Hinten anstellen müssen wird sich wohl auch Will Grier (West Virginia), der Ende der dritten Runde (Pick 100) als insgesamt fünfter Quarterback gezogen wurde und künftig für die Carolina Panthers aufläuft. Dort ist Grier als Ersatz für Cam Newton eingeplant, der in den letzten Jahren häufig mit Verletzungsproblemen zu kämpfen hatte.

Wer ist an Tag drei noch verfügbar?

Klar: Wenn NFL-Commissioner Roger Goodell um 19 Uhr MESZ den dritten Draft-Tag eröffnet, werden nicht mehr viele Top-Talente verfügbar sein. Florida-Safety Chauncey Gardner-Johnson ist der einzige Spieler, der von einigen Experten in Runde eins gesehen und jetzt noch immer auf dem Board sind. Hinzu kommen noch einige interessante Receiver wie Hakeem Butler (Iowa State) und Riley Ridley (Georgia), Bruder von Falcons-Profi Calvin Ridley. Weitere Namen, die zu Beginn von Runde vier begehrt sein sollten: Alabama-Linebacker Mack Wilson sowie die Cornerbacks Julian Love (Notre Dame) und Amani Oruwariye (Penn State).

Und was passiert mit Rosen?

Die wohl drängendste Frage rund um den Draft wurde im Laufe der zweiten Runde beantwortet.
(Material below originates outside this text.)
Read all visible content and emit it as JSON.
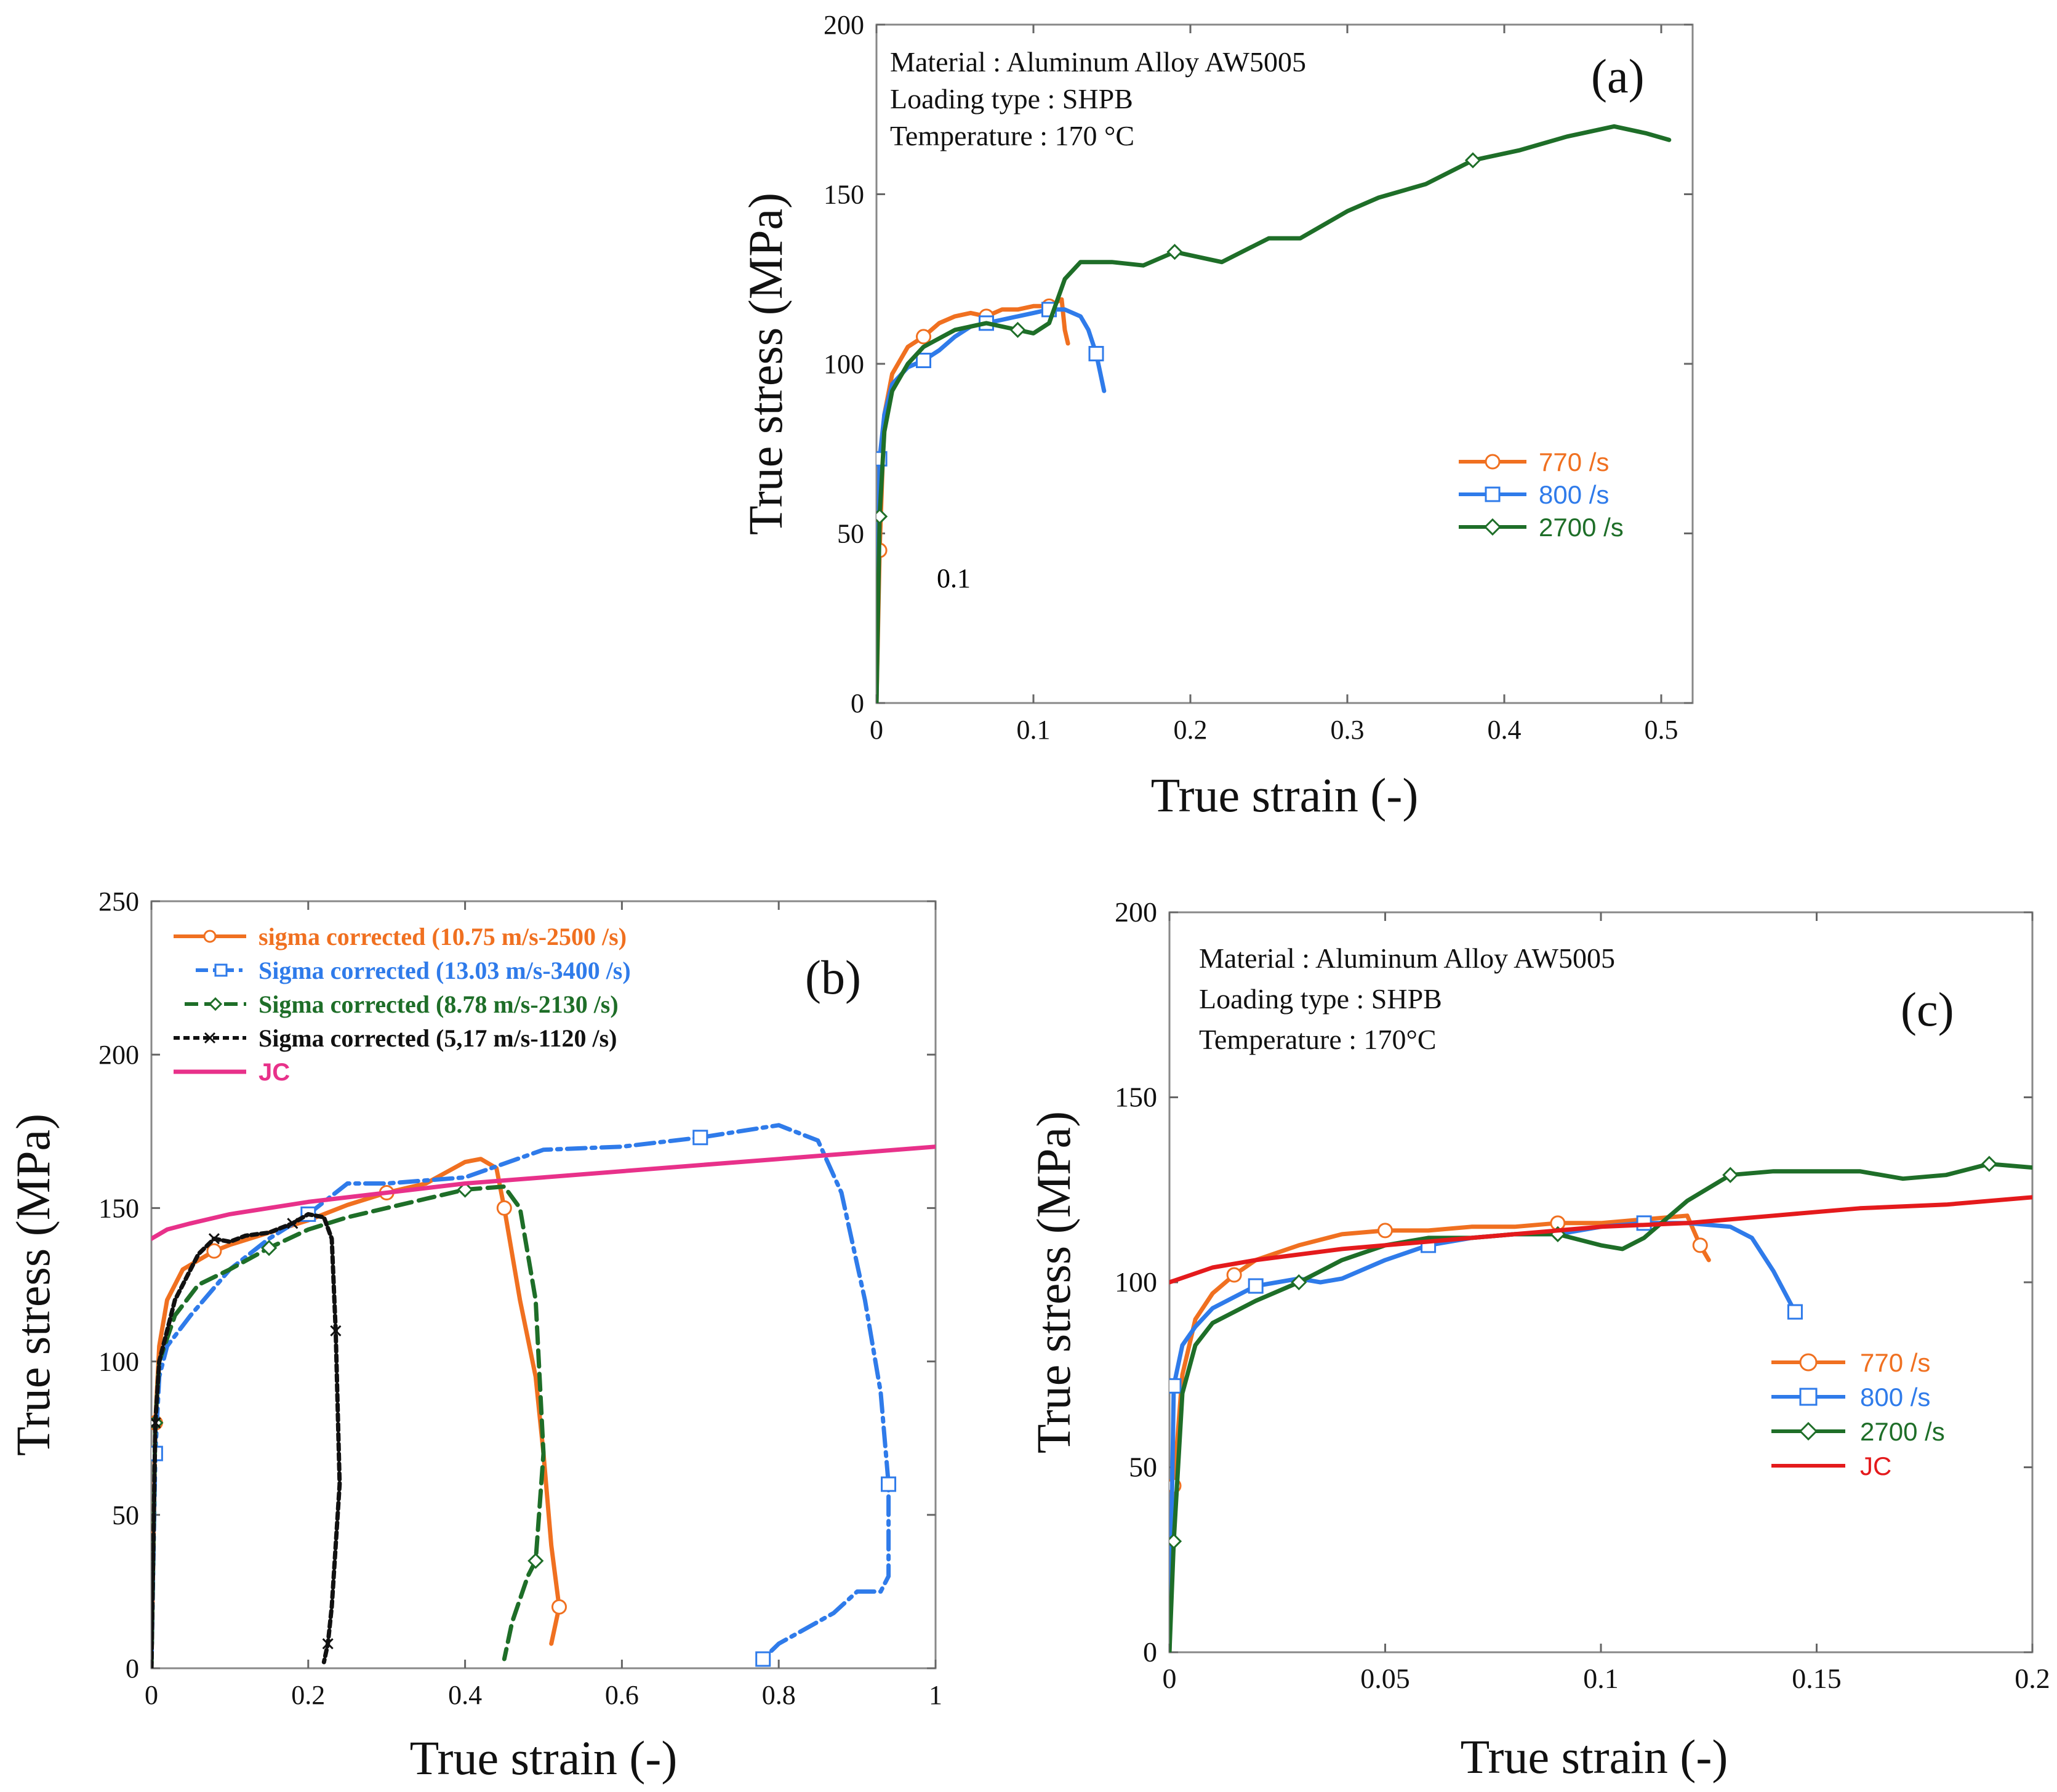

Josh Rosen, im letzten Jahr noch an Nummer zehn von den Arizona Cardinals gedraftet, läuft künftig für die Miami Dolphins auf. Das Franchise aus Florida sicherte sich die Rechte am 22-jährigen Spielmacher für den insgesamt 62. Pick des diesjährigen Drafts (Arizona wählte Receiver Andy Isabella) sowie einen Fünftrundenpick 2020. Ein Trade, der Konturen angenommen hatte, nachdem Arizona mit dem First Overall Pick Kyler Murray verpflichtet hatte. Miami hatte eigentlich geplant, seinen Franchise-Quarterback erst im Draft 2020 zu finden, hat in Rosen aber bereits jetzt eine hochtalentierte Option auf der wichtigsten Position im Football - und das zu einem vergleichsweise günstigen Preis.